Hace unos años, la gente salió a la calle dispuesta a demostrar su indignación contra los políticos y una forma de hacer política que estaba muy lejos de los españoles, de España y casi diría que del planeta Tierra. Una política lunática, por así decir, que confundía el país con un mercado y a sus ciudadanos con patatas, en el mejor de los casos. Una política injusta, consanguínea, planteada para perpetuarse en el poder, para hacer fortuna, para que unos pocos viviesen a lo grande y otros muchos quisiesen imitarles. Una política de despilfarro e inanidad que tan bien describió Antonio Muñoz Molina en Todo lo que era sólido (Seix Barral, 2013). La irresponsabilidad política parecía haber tocado techo aquellos años, y el hartazgo era generalizado.

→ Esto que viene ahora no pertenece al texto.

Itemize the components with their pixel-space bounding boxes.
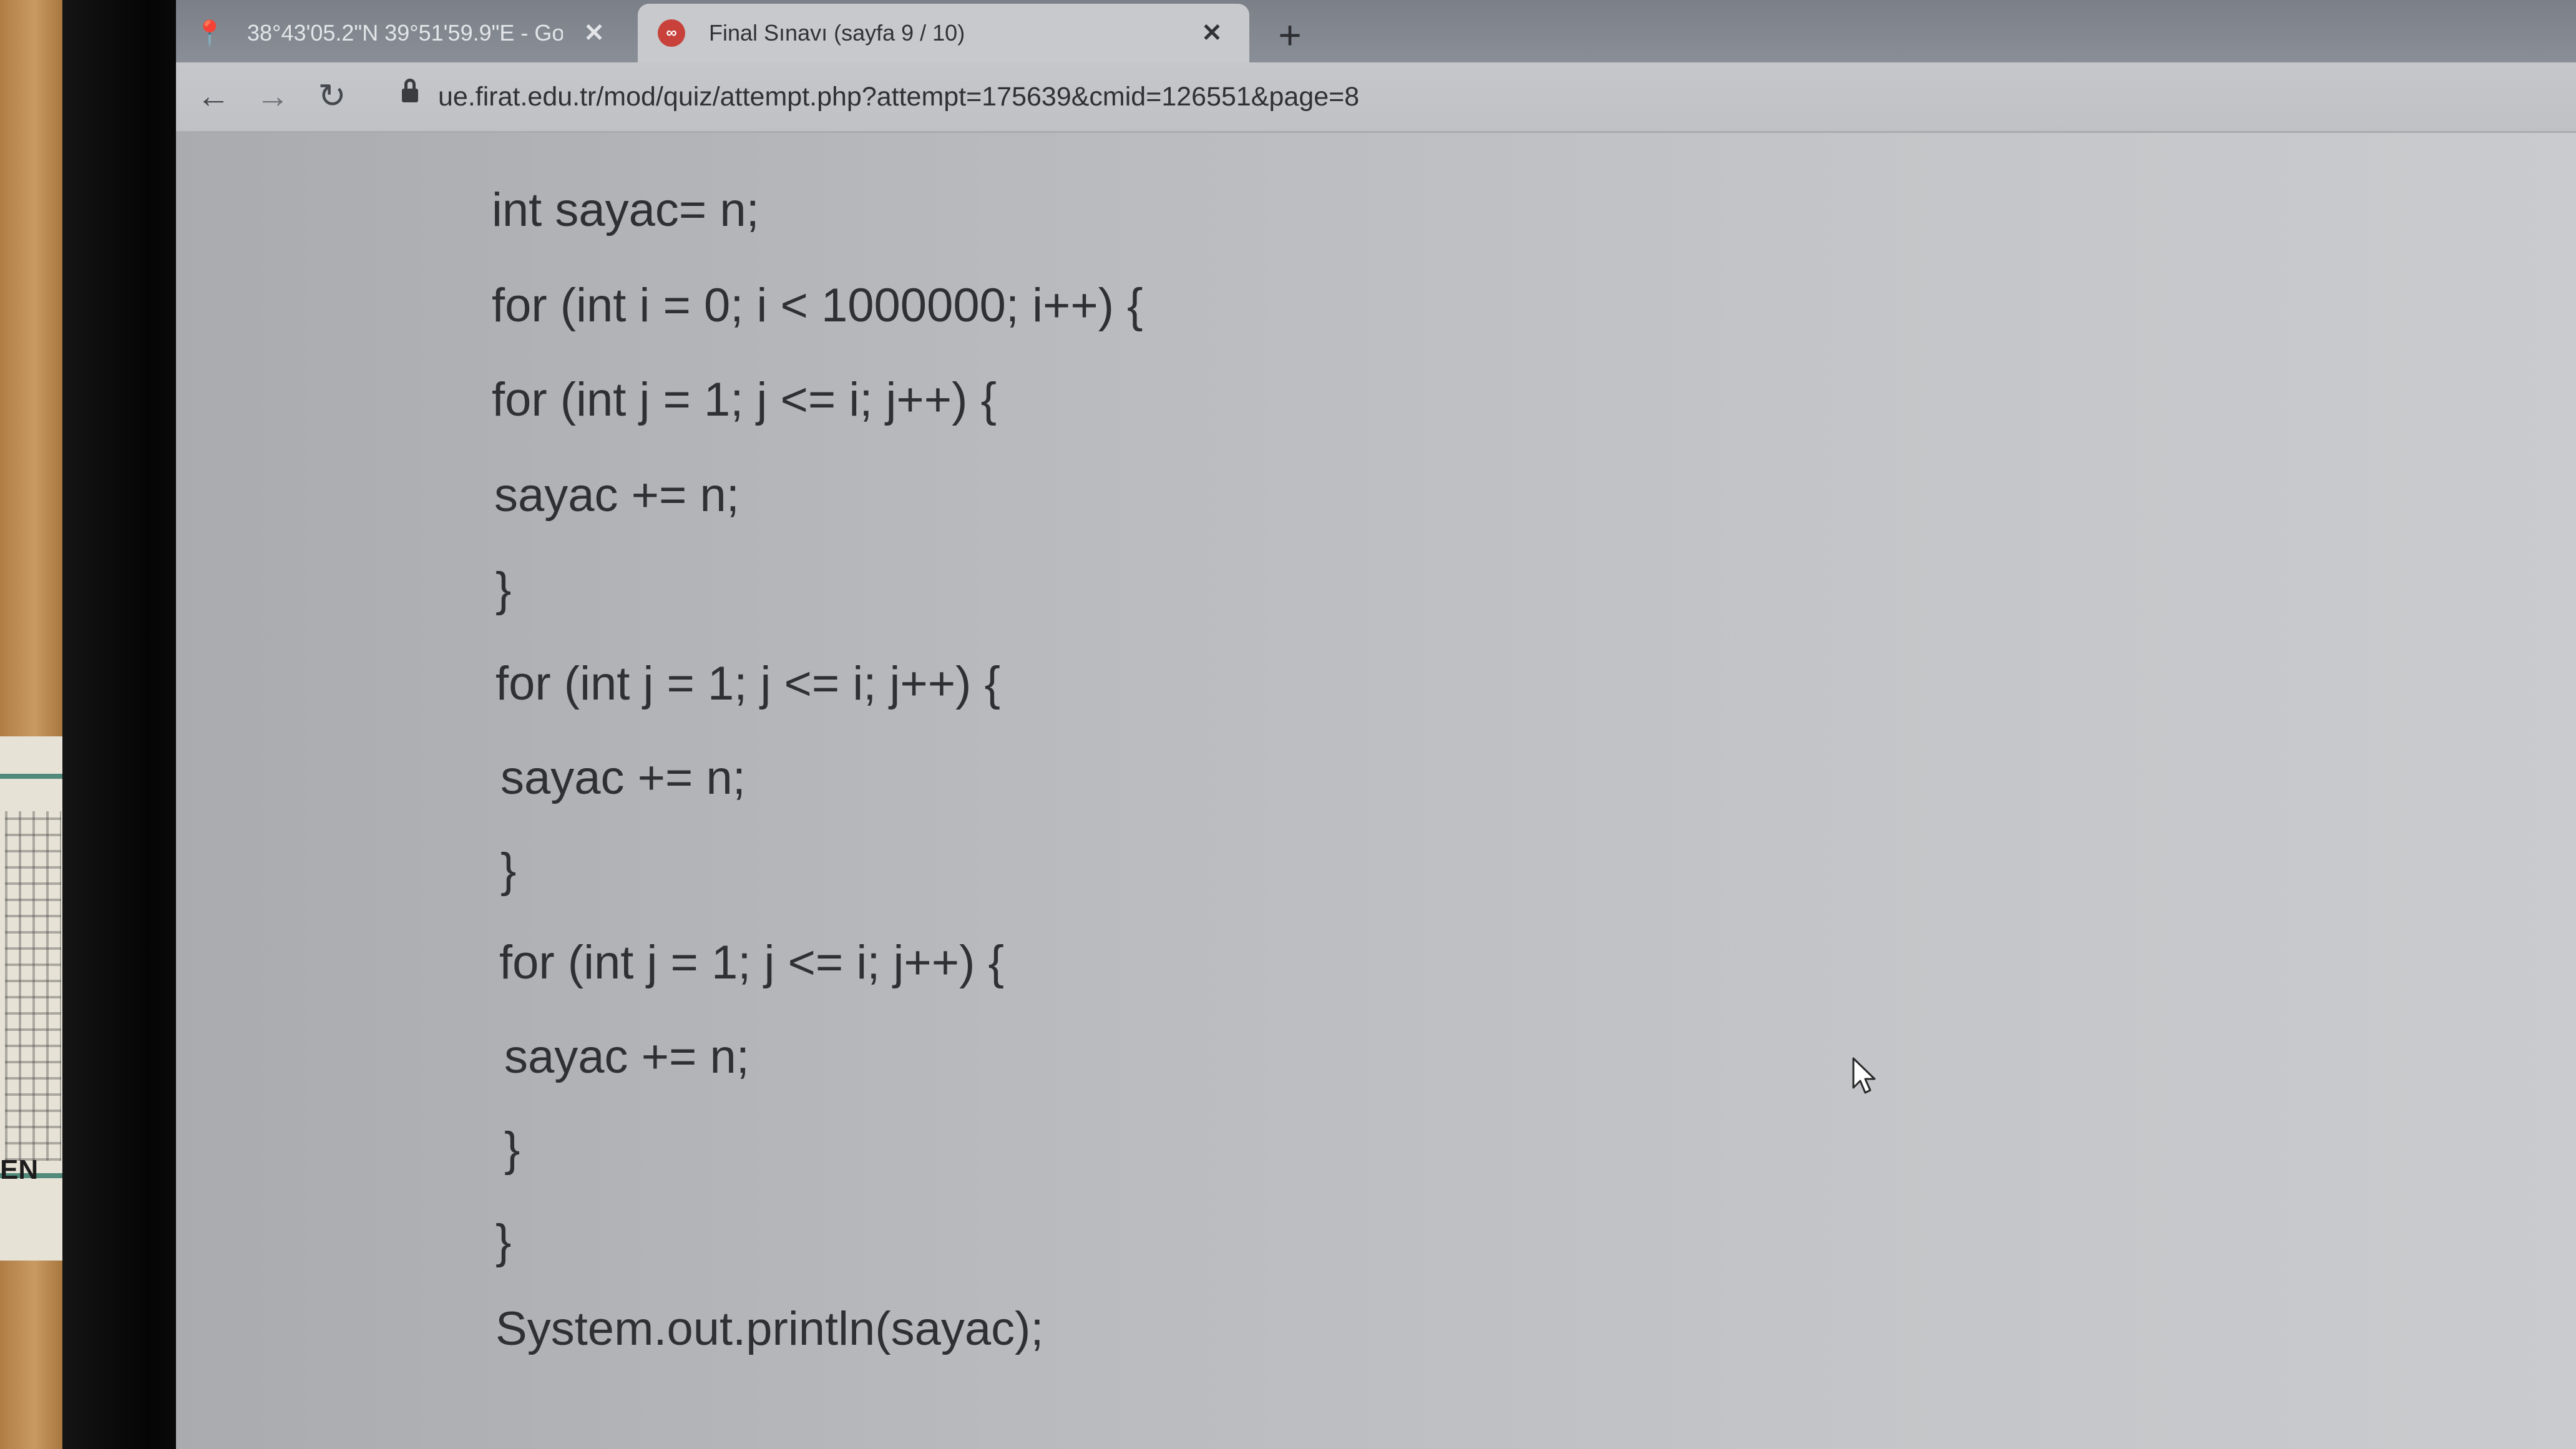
reload-button[interactable]: ↻ bbox=[307, 71, 357, 121]
code-line: System.out.println(sayac); bbox=[495, 1302, 1044, 1355]
monitor-screen: 📍 38°43'05.2"N 39°51'59.9"E - Goo ✕ ∞ Fi… bbox=[176, 0, 2576, 1449]
new-tab-button[interactable]: + bbox=[1265, 10, 1315, 60]
code-line: } bbox=[495, 563, 512, 616]
tab-strip: 📍 38°43'05.2"N 39°51'59.9"E - Goo ✕ ∞ Fi… bbox=[176, 0, 2576, 62]
address-bar[interactable]: ue.firat.edu.tr/mod/quiz/attempt.php?att… bbox=[438, 76, 1359, 117]
mouse-cursor-icon bbox=[1852, 1057, 1876, 1094]
back-button[interactable]: ← bbox=[188, 71, 238, 121]
browser-toolbar: ← → ↻ ue.firat.edu.tr/mod/quiz/attempt.p… bbox=[176, 62, 2576, 133]
lock-icon[interactable] bbox=[402, 79, 418, 106]
code-line: } bbox=[504, 1123, 520, 1176]
code-line: for (int i = 0; i < 1000000; i++) { bbox=[492, 279, 1143, 332]
tab-google-maps[interactable]: 📍 38°43'05.2"N 39°51'59.9"E - Goo ✕ bbox=[176, 4, 632, 62]
tab-title: 38°43'05.2"N 39°51'59.9"E - Goo bbox=[247, 20, 563, 46]
code-line: sayac += n; bbox=[500, 751, 746, 804]
forward-button[interactable]: → bbox=[248, 71, 298, 121]
code-line: sayac += n; bbox=[494, 469, 739, 522]
moodle-quiz-icon: ∞ bbox=[656, 18, 686, 48]
code-line: int sayac= n; bbox=[492, 183, 759, 237]
code-line: sayac += n; bbox=[504, 1030, 749, 1083]
map-pin-icon: 📍 bbox=[194, 19, 225, 47]
calendar-text: EN bbox=[0, 1154, 39, 1185]
code-line: } bbox=[495, 1215, 512, 1268]
code-line: for (int j = 1; j <= i; j++) { bbox=[495, 657, 1000, 710]
calendar-band bbox=[0, 774, 69, 779]
code-line: for (int j = 1; j <= i; j++) { bbox=[499, 936, 1004, 989]
code-line: for (int j = 1; j <= i; j++) { bbox=[492, 373, 997, 426]
close-icon[interactable]: ✕ bbox=[575, 19, 613, 47]
tab-final-exam[interactable]: ∞ Final Sınavı (sayfa 9 / 10) ✕ bbox=[638, 4, 1249, 62]
page-content: int sayac= n; for (int i = 0; i < 100000… bbox=[176, 133, 2576, 1449]
calendar-grid bbox=[5, 811, 61, 1161]
tab-title: Final Sınavı (sayfa 9 / 10) bbox=[709, 20, 965, 46]
close-icon[interactable]: ✕ bbox=[1193, 19, 1231, 47]
code-line: } bbox=[500, 844, 517, 897]
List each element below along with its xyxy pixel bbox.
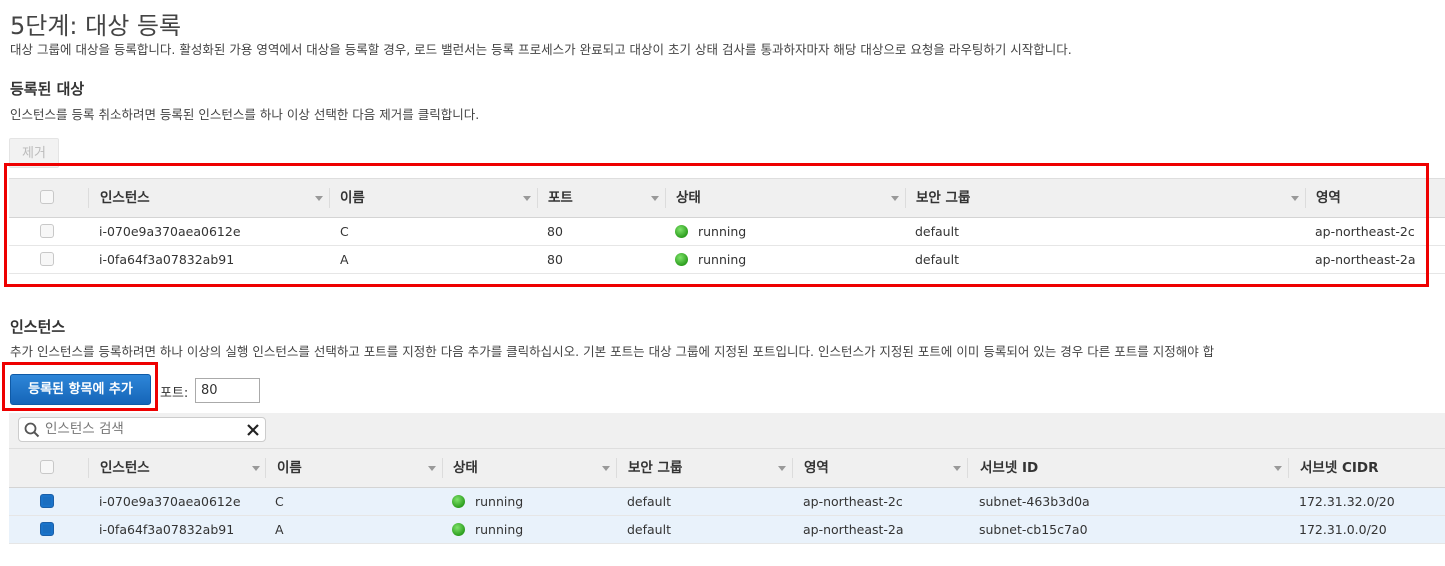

Desde entonces, una vez puestos sobre la mesa algunos trapicheos con tarjetas, financiaciones ilegales y enriquecimientos personales de partidos y políticos (los escándalos del PP en el gobierno a la cabeza y a lo bestia), las cosas han seguido empeorando, sin tanta ostentación, claro, pero con recortes dramáticos en Educación y Sanidad, por ejemplo, y con una absoluta falta de actitud o inteligencia, quizá de ambas, para tratar de atajar gravísimos problemas de las personas que vivimos aquí, en la Tierra, como el acceso a la vivienda, tanto a la hora de comprar como de alquilar, la precariedad laboral y el paro. Quienes tenemos hijos, sabemos cómo están las cosas en la educación pública, a pesar de la buena voluntad e incluso la heroicidad de muchos profesores. Aquello parece una granja de gallinas, pero no de las ecológicas. Tal vez dentro de poco, a algún colegio capaz de cambiar el inflexible plan de estudios, se le ocurra promocionar sus servicios con el eslogan: Ciudadanos educados en libertad, como hacen las marcas de huevos. De los vandálicos asaltos a la sanidad pública con la intención de privatizarla a mordiscos, o a mordidas, para ser más exactos, todos hemos sido testigos.

Y con todos estos problemas sobre la mesa, la irresponsabilidad de nuestros políticos alcanza ahora un nuevo hito con la situación a la que se ha llegado en Cataluña. La famosa sentencia parece excesiva, sin duda, pero que unos representantes elegidos democráticamente se salten las leyes que han hecho posible su propia elección es retorcido y fraudulento. La escenografía de la violencia de estos días resulta bochornosa, muy triste. Lo de las banderas y el sentimiento nacional de unos y otros me produce sarpullido. Habría que volver a salir a la calle con aquella indignación de entonces, a defender, en serio, la palabra libertad, porque dentro de poco, de tan deslustrada no va a servir ni para anunciar los mencionados huevos.